ARTICLE: Factors associated with resistance of HIV-1 reservoir viruses to neutralization by autologous IgG antibodies
AUTHORS: Natalie F McMyn, Joseph Varriale, Hanna W S Wu, Vivek Hariharan, Milica Moskovljevic, Toong Seng Tan, Jun Lai, Anushka Singhal, Kenneth Lynn, Karam Mounzer, Pablo Tebas, Luis J Montaner, Rebecca Hoh, Xu G Yu, Mathias Lichterfeld, Francesco R Simonetti, Colin Kovacs, Steven G Deeks, Janet M Siliciano, Robert F Siliciano
JOURNAL: J Clin Invest. 2025 Jul 29;135(19):e194081. doi: 10.1172/JCI194081. eCollection 2025 Oct 1.
Abstract
BACKGROUND: Antiretroviral therapy (ART) prevents HIV-1 replication but does not eliminate the latent reservoir, the source of viral rebound if treatment is stopped. Autologous neutralizing antibodies (aNAbs) can block in vitro outgrowth of a subset of reservoir viruses and therefore potentially affect viral rebound upon ART interruption.
METHODS: We investigated aNAbs in 31 people with HIV-1 (PWH) on ART.
RESULTS: Participants fell into 2 groups based on a high or low fraction of aNAb-resistant reservoir isolates, with most isolates being aNAb-resistant (IC50 > 100 μg/mL). Time on uninterrupted ART was associated with higher aNAb resistance. However, pharmacodynamic analysis predicted that many isolates would be partially inhibited at physiologic IgG concentrations, to the same degree as by single antiretroviral drugs. Steep dose-response curve slopes, an indication of cooperativity, were observed for the rare isolates that were very strongly inhibited (> 5 logs) by aNAbs.

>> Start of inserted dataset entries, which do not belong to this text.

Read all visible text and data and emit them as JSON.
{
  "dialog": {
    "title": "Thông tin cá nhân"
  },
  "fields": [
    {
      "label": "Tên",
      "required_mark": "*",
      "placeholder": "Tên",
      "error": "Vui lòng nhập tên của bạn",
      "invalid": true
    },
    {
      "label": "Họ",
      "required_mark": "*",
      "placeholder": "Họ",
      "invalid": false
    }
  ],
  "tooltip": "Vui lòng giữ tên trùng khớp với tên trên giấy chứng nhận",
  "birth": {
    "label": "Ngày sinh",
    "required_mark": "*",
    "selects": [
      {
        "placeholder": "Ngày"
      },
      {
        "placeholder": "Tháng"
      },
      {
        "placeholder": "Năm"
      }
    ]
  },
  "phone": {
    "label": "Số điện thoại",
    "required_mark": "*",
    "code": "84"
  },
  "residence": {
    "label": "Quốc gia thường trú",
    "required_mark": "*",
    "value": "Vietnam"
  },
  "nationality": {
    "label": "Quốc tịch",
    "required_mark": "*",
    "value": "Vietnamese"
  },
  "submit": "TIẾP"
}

Resistance to aNAbs was not fully explained by declining in aNAb titers and may be driven partially by ADCC-mediated elimination of infected cells carrying aNAb-sensitive viruses over long time intervals, leaving only aNAb-resistant viruses, which can contribute to viral rebound.
CONCLUSION: Inhibition of reservoir viruses by aNAbs may be affected by dose-response curve slope, time on uninterrupted ART, waning of antibody responses, and selection against cells with aNAb-sensitive viruses.
FUNDING: This work was supported by NIH Martin Delaney Collaboratories for HIV Cure Research grant awards UM1AI164556, UM1AI164570, and UM1AI164560, and the Howard Hughes Medical Institute.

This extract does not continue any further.